HISTORY

Jordan Faye Block established Jordan Faye Contemporary in November of 2006. Ms. Block received a BFA in Printmaking, and a minor in Art History from Plymouth State University, and an MFA in painting from the Maryland Institute College of Art.  While at Plymouth State Ms. Block founded the PIP Gallery, a university-supported organization that aimed to educate young artists about a variety of professional issues such as marketing one’s work, preparing for exhibitions, advertising shows, and networking with the local community at large. After running the PIP Gallery for three years, Ms. Block procured an internship at Sotheby’s Inc. in New York City, where she obtained extensive knowledge about the art market. 

In Baltimore, Ms. Block co-founded Gallery Imperato, a contemporary commercial gallery located in the Federal Hill area of Baltimore City, where she served as the director and curator. During her two-year tenure, the gallery featured fifteen exhibitions that showcased the work of over sixty-five artists, all of which received favorable reviews by the Baltimore and DC metropolitan area press. With this venture, Ms. Block built a serious-forum for contemporary art to be seen, reviewed, and purchased. 

In late 2006, Ms. Block launched Jordan Faye Contemporary. Its first ‘place-holder space’ was inside the PR consulting firm John Yuhanick & Associates. In mid-2007 the gallery took residence in a 1300 sq.ft. loft in Woodberry’s Clipper Mill.  Whilst having this location, we expanded and developed our exhibitions program to exist within the headquarters of Case[werks], a museum cases showroom. The early mission of JFC was to not only hang art in a traditional gallery space, but to bring it out in front of the people. Several exhibitions took place downtown in the IBM Building at 100 E. Pratt Street in their grand lobby, followed by exhibitions curated at the Creative Alliance, the Living Classroom Foundation’s Frederick Douglas & Isaac Myers Maritime Park & Museum, and a transformation of the Load of Fun Gallery. 

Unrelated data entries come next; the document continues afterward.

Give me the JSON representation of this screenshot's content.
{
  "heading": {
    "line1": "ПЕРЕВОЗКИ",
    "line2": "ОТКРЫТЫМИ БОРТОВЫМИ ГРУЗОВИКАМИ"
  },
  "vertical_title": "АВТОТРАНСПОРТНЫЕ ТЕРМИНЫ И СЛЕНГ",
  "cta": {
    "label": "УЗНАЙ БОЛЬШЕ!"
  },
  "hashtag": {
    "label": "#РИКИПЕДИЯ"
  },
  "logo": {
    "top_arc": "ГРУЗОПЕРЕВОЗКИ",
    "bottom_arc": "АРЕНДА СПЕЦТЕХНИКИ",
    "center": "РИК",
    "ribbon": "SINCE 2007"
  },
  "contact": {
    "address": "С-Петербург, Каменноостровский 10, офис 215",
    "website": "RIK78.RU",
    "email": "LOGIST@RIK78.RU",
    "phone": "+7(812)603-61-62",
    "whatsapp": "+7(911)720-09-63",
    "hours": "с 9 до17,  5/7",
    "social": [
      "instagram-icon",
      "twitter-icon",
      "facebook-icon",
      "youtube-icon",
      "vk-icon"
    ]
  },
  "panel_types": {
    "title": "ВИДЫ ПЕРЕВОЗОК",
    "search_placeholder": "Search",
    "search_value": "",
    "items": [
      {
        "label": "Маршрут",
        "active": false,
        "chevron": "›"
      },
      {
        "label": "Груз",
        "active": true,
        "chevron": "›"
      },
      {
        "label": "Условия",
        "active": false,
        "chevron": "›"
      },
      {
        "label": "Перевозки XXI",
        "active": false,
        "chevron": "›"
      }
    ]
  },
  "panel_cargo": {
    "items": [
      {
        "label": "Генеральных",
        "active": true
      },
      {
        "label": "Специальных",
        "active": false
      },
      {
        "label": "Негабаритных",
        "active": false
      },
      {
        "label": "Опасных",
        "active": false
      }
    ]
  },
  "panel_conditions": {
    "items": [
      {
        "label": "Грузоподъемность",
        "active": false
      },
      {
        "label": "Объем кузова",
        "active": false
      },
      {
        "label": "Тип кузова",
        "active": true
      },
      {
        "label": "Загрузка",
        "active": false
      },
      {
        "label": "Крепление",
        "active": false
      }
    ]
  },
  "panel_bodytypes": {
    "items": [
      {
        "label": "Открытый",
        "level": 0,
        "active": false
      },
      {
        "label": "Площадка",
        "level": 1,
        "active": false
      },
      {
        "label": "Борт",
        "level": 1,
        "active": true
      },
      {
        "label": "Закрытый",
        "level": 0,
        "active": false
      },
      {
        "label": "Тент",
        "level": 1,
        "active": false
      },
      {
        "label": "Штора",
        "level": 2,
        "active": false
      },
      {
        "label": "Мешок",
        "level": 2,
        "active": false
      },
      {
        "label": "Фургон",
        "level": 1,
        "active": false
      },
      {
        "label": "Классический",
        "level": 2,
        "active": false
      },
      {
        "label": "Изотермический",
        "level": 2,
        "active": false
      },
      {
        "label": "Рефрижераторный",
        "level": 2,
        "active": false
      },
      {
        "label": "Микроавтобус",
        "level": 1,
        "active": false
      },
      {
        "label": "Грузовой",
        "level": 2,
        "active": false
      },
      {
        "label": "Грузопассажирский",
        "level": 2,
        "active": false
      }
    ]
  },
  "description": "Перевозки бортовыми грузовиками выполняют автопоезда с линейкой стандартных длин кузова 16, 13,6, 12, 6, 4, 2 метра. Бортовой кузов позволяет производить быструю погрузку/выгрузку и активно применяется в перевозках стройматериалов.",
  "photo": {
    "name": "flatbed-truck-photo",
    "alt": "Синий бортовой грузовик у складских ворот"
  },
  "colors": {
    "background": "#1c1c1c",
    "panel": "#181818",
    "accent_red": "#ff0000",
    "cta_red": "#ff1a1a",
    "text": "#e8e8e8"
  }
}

In September 2009, Jordan Faye Contemporary moved to a historic building in Federal Hill that had once been one of the four original Enoch Pratt Library neighborhood branches (1886-1971). In November 2009, Jordan Faye Block developed and presented her first Salon Series exhibition for emerging artists. The Salon Series grew over the course of the next 5 years by educating, selling & showcasing over 200 emerging artists and their work. Some of these artists have gone on to become leaders in the arts community, professionally represented and have taken their careers to the next level.

In August of 2012, Jordan Faye Contemporary moved into a historic brownstone on Park Avenue in Mount Vernon, a culturally rich neighborhood adjacent to such fine art institutions as The Walters Art Museum, Maryland Institute College of Art, and the Baltimore Symphony Orchestra. Alongside this move, the gallery continued its mission to share its artists' work with the local community, but also expanded to bring their work to a larger, global audience through participation in international art fairs and exhibitions from New York to Los Angeles.

In October of 2014, with the growing needs of the gallery, Jordan Faye Contemporary relocated and expanded it’s operations to the entire top floor of the Maryland Art Place Building on Saratoga Street in the heart of the Bromo Arts & Entertainment District. This 3300 sq. ft. space contains three separate galleries: the West, the Front & the East. It also has three studios and the main office of JFC. As the space continues to evolve, it will house an art library and will be available for external groups to use for events like community meetings and panel discussions. This space was also the home of Thrive, which grew out of the many successful years of The Salon Series Program. Jordan Faye Contemporary developed Thrive in an effort to offer artists professional development opportunities and meaningful resources. Thrive is an arts, consulting & residency program, co-founded by Willa Frazer and Jordan Faye Block.